Driven by the need to diversify its energy sector and move away from cheap Russian gas, Serbia is taking steps to end its decades-long policy of banning nuclear power plants within its territory.
Several Serbian ministries have announced that the country is considering ending the 35-year Yugoslav-era ban on nuclear power plants, and a public debate has been opened on changing Belgrade’s long-term energy policy.
If successful, the Serbian government could find itself in a challenging geopolitical position regarding the use of nuclear energy in Eastern Europe, as Eastern countries seek to move away from Russian dependency and form alternative partnerships with other nations such as China, France, the United Kingdom, and the United States.
Serbian President Aleksandar Vučić is looking to create new opportunities for Serbia, given the new reality in Europe following the invasion of Ukraine. Under these new conditions, Belgrade has been compelled to reassess its cold policies toward the United States and the European Union.
“Although Serbia has not been as harsh on Russia as the European Union, it has tried to maintain a balancing act with the West,” said Stefan Vladisavljev, director of the BFPE Foundation, a Belgrade-based think tank, to Radio Free Europe. “This implies a distancing from Russia regarding major strategic projects, but concrete steps have not yet been taken.”
Before the Russian war began in February 2022, Serbia relied on cheap local labor and Russian gas to make its mining and manufacturing industries highly competitive and attractive to investors.
However, Western sanctions and market disruptions have increased the price of Russian gas, and Brussels and Washington have imposed penalties on countries that enter into new agreements with Russian companies.
This leaves Vučić in a difficult position, trying to balance the need to improve Serbia’s energy security with the new geopolitical conditions on the continent.
Serbian officials have weighed their options, holding meetings in April with representatives from the British company Rolls-Royce and the French state-owned Electricité de France (EDF). With the latter, Serbia signed a memorandum to “explore Serbia’s potential for developing a nuclear energy program.”
In June, Serbia’s Ministry of Energy said it was “laying the groundwork” to formalize an agreement with EDF.
EDF did not respond to Radio Free Europe’s requests for details on what cooperation with Serbia would entail, but China has also become involved in this issue.
The China National Nuclear Corporation (CNNC), a state-owned enterprise, could supply Serbia with Small Modular Reactors (SMRs), which are easier to construct and may better suit a small country like Serbia with more modest nuclear energy needs.
Another option is purchasing shares in the Paks 2 nuclear power plant, which is still under construction.

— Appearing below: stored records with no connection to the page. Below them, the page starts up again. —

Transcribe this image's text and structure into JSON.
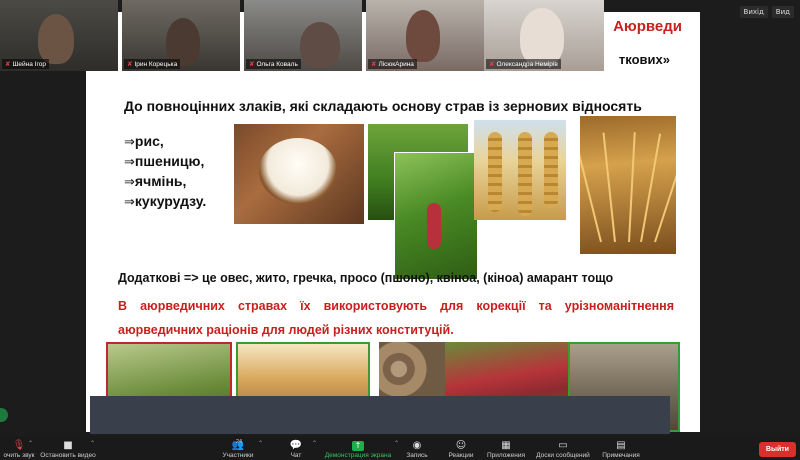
{
  "view_buttons": [
    "Вихід",
    "Вид"
  ],
  "participants_tiles": [
    {
      "name": "Шейна Ігор"
    },
    {
      "name": "Ірин Корецька"
    },
    {
      "name": "Ольга Коваль"
    },
    {
      "name": "ЛісюкАрина"
    },
    {
      "name": "Олександра Немірів"
    }
  ],
  "slide": {
    "title_fragment": "Аюрведи",
    "subtitle_fragment": "ткових»",
    "intro": "До повноцінних злаків, які складають основу страв із зернових відносять",
    "grains": [
      "рис,",
      "пшеницю,",
      "ячмінь,",
      "кукурудзу."
    ],
    "arrow_symbol": "⇒",
    "additional": "Додаткові =>  це овес, жито, гречка, просо (пшоно), квіноа, (кіноа) амарант тощо",
    "red_text": "В аюрведичних стравах їх використовують для корекції та урізноманітнення аюрведичних раціонів для людей різних конституцій."
  },
  "toolbar": {
    "items": [
      {
        "label": "очить звук",
        "icon": "mic-off-icon"
      },
      {
        "label": "Остановить видео",
        "icon": "video-icon"
      },
      {
        "label": "Участники",
        "icon": "participants-icon",
        "count": "24"
      },
      {
        "label": "Чат",
        "icon": "chat-icon"
      },
      {
        "label": "Демонстрация экрана",
        "icon": "share-screen-icon"
      },
      {
        "label": "Запись",
        "icon": "record-icon"
      },
      {
        "label": "Реакции",
        "icon": "reactions-icon"
      },
      {
        "label": "Приложения",
        "icon": "apps-icon"
      },
      {
        "label": "Доски сообщений",
        "icon": "whiteboard-icon"
      },
      {
        "label": "Примечания",
        "icon": "notes-icon"
      }
    ],
    "leave_label": "Выйти"
  },
  "colors": {
    "accent_red": "#c8201f",
    "share_green": "#1fae4a",
    "leave_red": "#d9302e"
  }
}
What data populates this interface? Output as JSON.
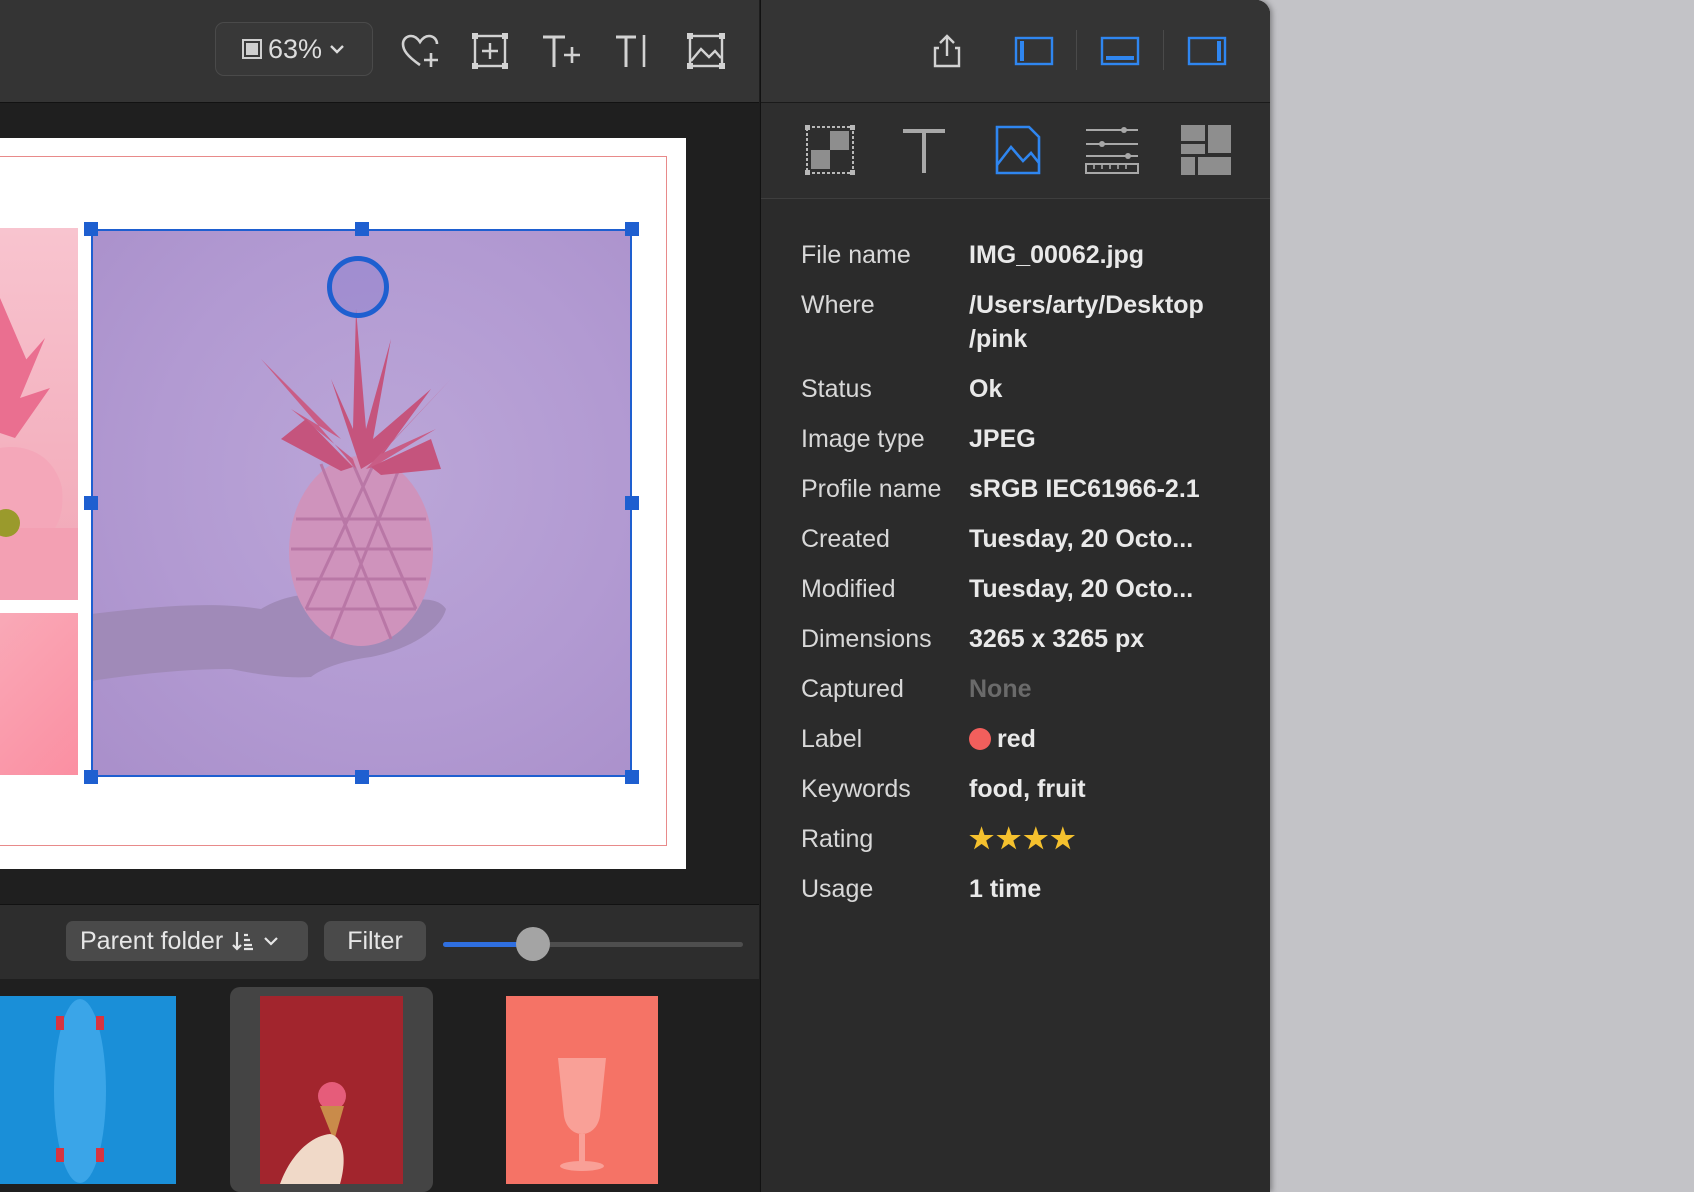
{
  "toolbar": {
    "zoom_label": "63%"
  },
  "bottom_bar": {
    "sort_label": "Parent folder",
    "filter_label": "Filter",
    "thumb_size_level": 0.3
  },
  "info": {
    "rows": [
      {
        "key": "File name",
        "value": "IMG_00062.jpg"
      },
      {
        "key": "Where",
        "value": "/Users/arty/Desktop /pink"
      },
      {
        "key": "Status",
        "value": "Ok"
      },
      {
        "key": "Image type",
        "value": "JPEG"
      },
      {
        "key": "Profile name",
        "value": "sRGB IEC61966-2.1"
      },
      {
        "key": "Created",
        "value": "Tuesday, 20 Octo..."
      },
      {
        "key": "Modified",
        "value": "Tuesday, 20 Octo..."
      },
      {
        "key": "Dimensions",
        "value": "3265 x 3265 px"
      },
      {
        "key": "Captured",
        "value": "None"
      },
      {
        "key": "Label",
        "value": "red"
      },
      {
        "key": "Keywords",
        "value": "food, fruit"
      },
      {
        "key": "Rating",
        "value": "★★★★"
      },
      {
        "key": "Usage",
        "value": "1 time"
      }
    ],
    "label_color": "#f25f5c",
    "rating": 4
  },
  "colors": {
    "accent": "#1e5fd0",
    "panel": "#2b2b2b"
  }
}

This is a Hungarian-Russian joint project, started in 2014, located 100 kilometers southwest of Budapest, and could supply energy to southern Serbia.
The Ministry of Energy said to Radio Free Europe that it is still considering all possible collaborations.
“After changing the legislative framework, Serbia will analyze opportunities for cooperation on a regional and international level with powerful states that already have a highly developed nuclear program, such as China, France, the United States, Russia, and Japan,” the Serbian ministry’s statement reads.
A New Era for Nuclear Energy
Although Russia has lost its dominant position in oil and gas exports since the start of the war in Ukraine in 2022, it remains the largest global player in supplying nuclear fuel, holding over 40% of the global market. Russia also has a complete monopoly on the production of advanced nuclear fuel needed for the next generation of nuclear reactors.
For countries with nuclear power plants built by Russia, this dependency is even deeper. Rosatom, the Russian state nuclear energy giant, which operates 18 nuclear power plants across the EU, has built most of them in Central and Eastern Europe.
So far, Russian nuclear materials have not been included in the sanctions package imposed by Brussels, but the United States, the UK, France, and other major nuclear fuel producers have announced plans to expand their nuclear capacity and build nuclear power plants across Europe.
Against this geopolitical backdrop, Belgrade must make a decision and create long-term plans.
Currently, Serbia obtains almost 70% of its electricity from coal, but has committed to phasing it out completely by 2050. To achieve this goal, the inclusion of nuclear energy and green energy is necessary.
“It is very important where a state gets its nuclear power plant from,” Jennifer Gordon, director of the Atlantic Council’s Nuclear Energy Policy Initiative, told Radio Free Europe.
“The buyer-seller relationship can be a 100-year relationship when considering the construction of the plant, its lifespan, and then the need to decommission it.”
Countries such as the Czech Republic, Slovakia, Finland, and Bulgaria have relied on Russian nuclear fuel imports to compensate for the lack of Russian gas and oil as a result of the war, but they have also started to distance themselves from the Russian company Rosatom, excluding it from their long-term plans.